In a world that has become a global village, and absent any discernible dramatic breakthrough, the two-day summit on the outskirts of Warsaw appeared as drab as the communist-era buildings dotting the city. The two American Mikes – Pompeo and Pence – like U.S. President Donald Trump's son-in-law Jared Kushner, who was also in attendance, have never specialized in splashy headlines. And yet, the somewhat strange summit in the Polish capital still made history.
It was the first time that an international summit for Middle East peace didn't focus on Israel or the concessions it must make. At the Geneva summit it the 1970s, or the Madrid summit in the 1990s, not to mention the Camp David talks and other U.S.-sponsored gatherings, the expectation was always that Israel should withdraw and concede.
This time, however, Israel wasn't the sole target of such demands and to a large extent, it even spearheaded developments. That is to say, formally the U.S. and Poland were behind the summit, but the main focus – the issue that Netanyahu has positioned atop the international agenda – was stopping Iran's expansion.
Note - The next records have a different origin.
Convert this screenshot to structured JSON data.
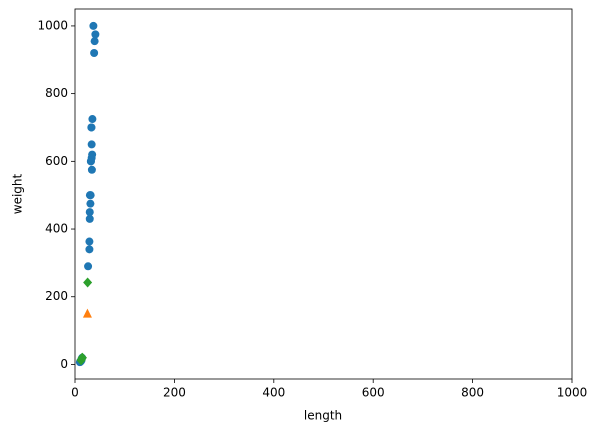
{
  "chart_data": {
    "type": "scatter",
    "xlabel": "length",
    "ylabel": "weight",
    "xlim": [
      0,
      1000
    ],
    "ylim": [
      -43,
      1050
    ],
    "xticks": [
      0,
      200,
      400,
      600,
      800,
      1000
    ],
    "yticks": [
      0,
      200,
      400,
      600,
      800,
      1000
    ],
    "series": [
      {
        "color": "#1f77b4",
        "marker": "circle",
        "x": [
          26.3,
          29.0,
          29.0,
          29.7,
          29.7,
          30.0,
          31.0,
          31.5,
          32.0,
          32.0,
          33.5,
          34.0,
          34.5,
          33.5,
          33.0,
          33.0,
          35.0,
          38.5,
          39.5,
          41.0,
          37.0,
          9.8,
          10.5,
          11.0,
          11.2,
          11.8,
          12.0,
          13.0,
          14.3
        ],
        "y": [
          290,
          340,
          363,
          430,
          450,
          500,
          475,
          500,
          600,
          600,
          610,
          575,
          620,
          650,
          700,
          700,
          725,
          920,
          955,
          975,
          1000,
          6.7,
          7.5,
          9.7,
          9.8,
          10.0,
          9.8,
          12.2,
          19.7
        ]
      },
      {
        "color": "#ff7f0e",
        "marker": "triangle",
        "x": [
          25
        ],
        "y": [
          150
        ]
      },
      {
        "color": "#2ca02c",
        "marker": "diamond",
        "x": [
          25.4,
          12.2,
          12.4,
          14.3,
          15.0
        ],
        "y": [
          242,
          12.2,
          13.4,
          19.7,
          19.9
        ]
      }
    ]
  }
}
Also on the docket was the Arab Spring uprising and its consequences, which have not only impacted the Middle East but countries in Europe, which were also heavily represented in Warsaw.
So as not to completely ignore the Palestinian issue, Kushner was called in to update the attendees about the peace plan he and his team have been drafting these past two years. The plan, it appears, still isn't generating a great deal of excitement and hope. More noteworthy, however – in a manner that just two years ago seemed unimaginable – the term "Palestinian state" wasn't uttered once during the summit's opening statements.
On the other hand, the Israeli prime minister sat alongside the foreign minister of Yemen, who even lent him his earpiece in a moment of need. In the words of special U.S. envoy to the Middle East Jason Greenblatt: "one step after another" on the path to achieving peace.